Każdy tydzień biblijny organizowany jest pod hasłem skorelowanym z tematem roku duszpasterskiego. Zgodnie z postanowieniem KEP z 2008 r. Dzieło Biblijne odpowiada za merytoryczne przygotowanie materiałów pomocniczych dla parafii oraz inicjatyw ogólnokrajowych. Na lata 2019-2022 Komisja Duszpasterska KEP ogłosiła program pod generalnym hasłem „Eucharystia daje życie”. Z uwagi na centralną rolę sakramentu Eucharystii w życiu Kościoła został on rozpisany na trzy lata. Temat pierwszego roku (2019/2020) brzmiał „Wielka tajemnica wiary” i odnosił się do motta biblijnego „abyście uwierzyli w Tego, którego [Bóg] posłał” (J 6, 29). Na rok 2020/2021 wybrane zostało hasło „Zgromadzeni na świętej Wieczerzy”, odwołujące się do motta biblijnego „Ojciec mój da wam prawdziwy chleb z nieba” (J 6, 32). W następnym roku będziemy koncentrować naszą uwagę biblijno-pastoralną na temacie „Posłani w pokoju Chrystusa”, inspirowanym słowami: „ten, kto Mnie spożywa, będzie żył przeze Mnie” (J 6, 57). Celem apostolatu prowadzonego przez Dzieło Biblijne jest „animacja biblijna całego duszpasterstwa”, jak to ujął papież Benedykt XVI w posynodalnej adhortacji apostolskiej „Verbum Domini” (n. 73).
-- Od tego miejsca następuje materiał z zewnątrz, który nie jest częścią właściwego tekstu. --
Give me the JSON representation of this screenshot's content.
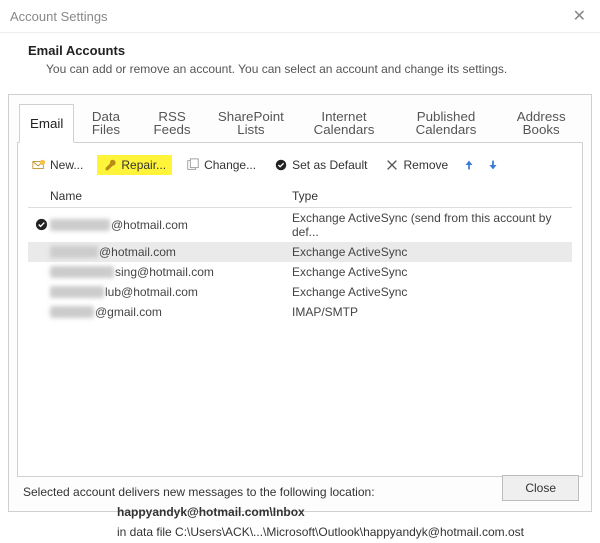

Św. Paweł pisze do Koryntian, że nie sprawują godnie Eucharystii. Jakie ostrzeżenia i zalecenia płyną dla nas od Apostoła Narodów?
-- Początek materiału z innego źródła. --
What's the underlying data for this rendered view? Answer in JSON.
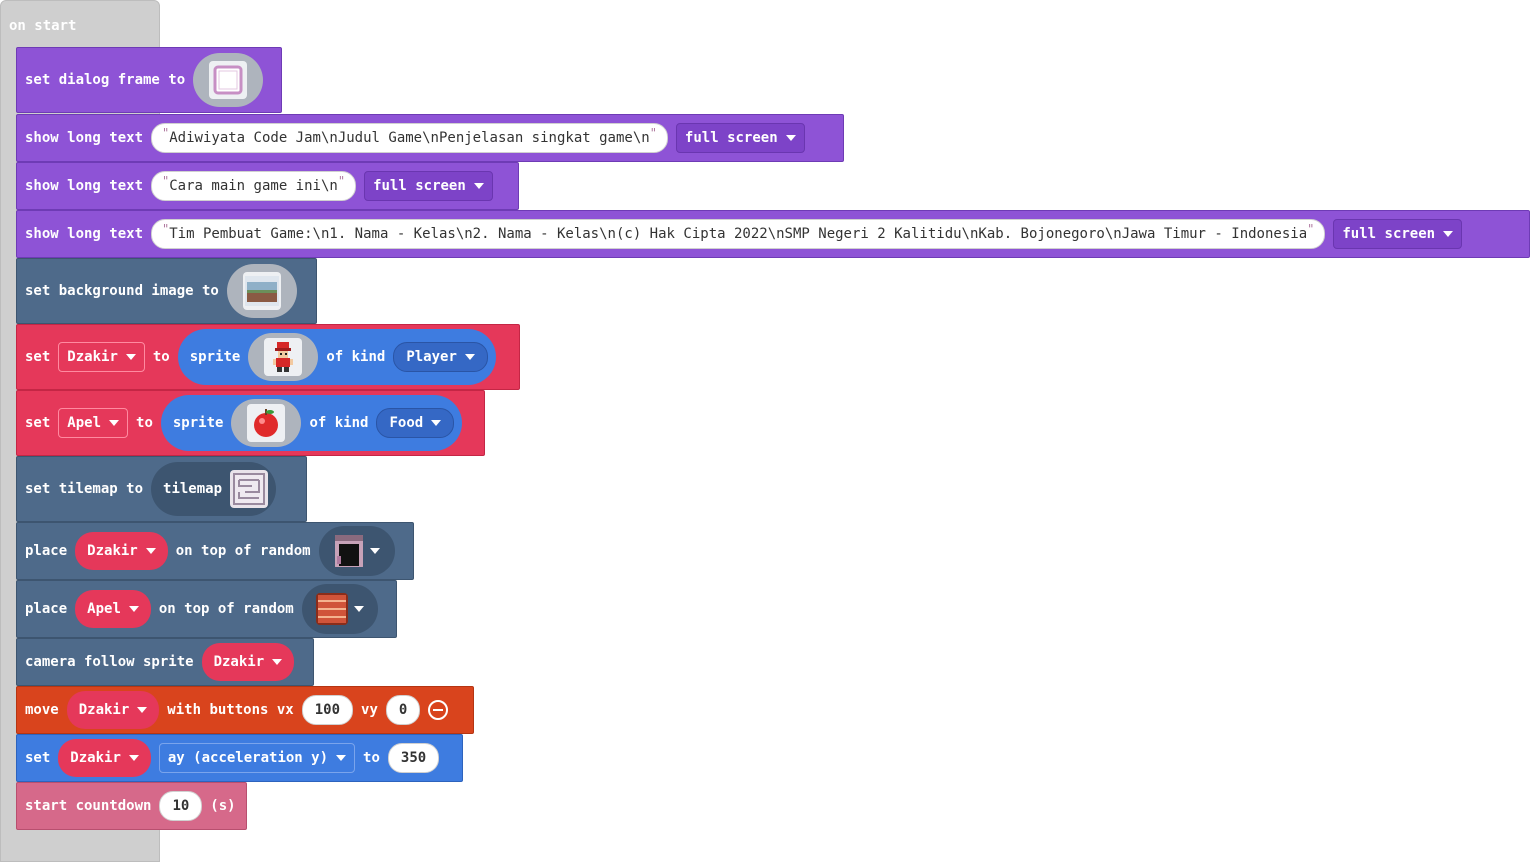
{
  "hat": {
    "label": "on start"
  },
  "blocks": {
    "dialog": {
      "set_label": "set dialog frame to",
      "image": "dialog-frame"
    },
    "text1": {
      "label": "show long text",
      "text": "Adiwiyata Code Jam\\nJudul Game\\nPenjelasan singkat game\\n",
      "mode": "full screen"
    },
    "text2": {
      "label": "show long text",
      "text": "Cara main game ini\\n",
      "mode": "full screen"
    },
    "text3": {
      "label": "show long text",
      "text": "Tim Pembuat Game:\\n1. Nama - Kelas\\n2. Nama - Kelas\\n(c) Hak Cipta 2022\\nSMP Negeri 2 Kalitidu\\nKab. Bojonegoro\\nJawa Timur - Indonesia",
      "mode": "full screen"
    },
    "bg": {
      "label": "set background image to",
      "image": "background-landscape"
    },
    "sprite1": {
      "set": "set",
      "var": "Dzakir",
      "to": "to",
      "sprite": "sprite",
      "of_kind": "of kind",
      "kind": "Player",
      "image": "player-character"
    },
    "sprite2": {
      "set": "set",
      "var": "Apel",
      "to": "to",
      "sprite": "sprite",
      "of_kind": "of kind",
      "kind": "Food",
      "image": "red-apple"
    },
    "tilemap": {
      "label": "set tilemap to",
      "inner": "tilemap",
      "image": "maze-tilemap"
    },
    "place1": {
      "place": "place",
      "var": "Dzakir",
      "rest": "on top of random",
      "tile": "dark-door-tile"
    },
    "place2": {
      "place": "place",
      "var": "Apel",
      "rest": "on top of random",
      "tile": "brick-tile"
    },
    "camera": {
      "label": "camera follow sprite",
      "var": "Dzakir"
    },
    "move": {
      "move": "move",
      "var": "Dzakir",
      "with": "with buttons vx",
      "vx": "100",
      "vy_label": "vy",
      "vy": "0"
    },
    "accel": {
      "set": "set",
      "var": "Dzakir",
      "prop": "ay (acceleration y)",
      "to": "to",
      "value": "350"
    },
    "countdown": {
      "label": "start countdown",
      "value": "10",
      "unit": "(s)"
    }
  },
  "colors": {
    "sprites": "#8e53d6",
    "scene": "#4e6a8a",
    "variables": "#e5385a",
    "controller": "#d9441d",
    "physics": "#3e7ce0",
    "info": "#d6698a"
  }
}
W 1 Kor 11, 17-34 św. Paweł wzywa chrześcijan, aby nie było wśród nich sporów (grec. schismata – 11, 19; por. 1, 10; 10, 18) i rozdarć (grec. hairesis), czyli fałszywego nauczania o Kościele i o Chrystusie (por. 2 P 2, 1), stronnictw i wręcz pęknięć w Jego żywym Ciele (por. Ga 5, 20). Są one grzechem ciężkim przeciw Panu i Jego Ewangelii, przeciw Kościołowi, będącemu jednym Ciałem Chrystusa, i oczywiście przeciw samej Eucharystii, będącej z istoty swej sakramentem jedności („gromadzenia w jedno” – por. J 11, 52). Poza tym Wieczerza Pańska nie może przeistaczać się w ucztę indywidualistów (1 Kor 11, 21-22), pełnych pogardy i poniżającego myślenia o braciach słabszych (por. Mt 18, 10) – także poza celebracją (por. Mt 6, 24; Łk 16, 13). Nikt nie może czuć się gorszym lub odrzuconym (por. 1 Kor 11, 33). Apostoł przestrzega przed niegodnym spożywaniem Chleba i piciem Kielicha Pańskiego. Chodzi mu o słabą wiarę Koryntian, którzy bez zrozumienia i szacunku dla osoby Pana, dla Jego miłości ofiarnej do braci i sióstr, dla Kościoła jako żywego Ciała Chrystusa, w którym najsłabsze członki wymagają wręcz większej czci i szacunku – celebrują Wieczerzę Pańską, spożywając Ciało i pijąc Krew Pana ofiarowane „za was” – za was wszystkich! Tę wiarę w Kościół, żywe Ciało Pana, i w ofiarowane na odpuszczenie naszych grzechów Jego Ciało i Krew zabija pogański styl życia oraz pogańska mentalność, które kierują nimi zamiast nauki płynącej z Ewangelii i miłości do ukrzyżowanego i zmartwychwstałego Pana oraz Jego sióstr i braci najmniejszych.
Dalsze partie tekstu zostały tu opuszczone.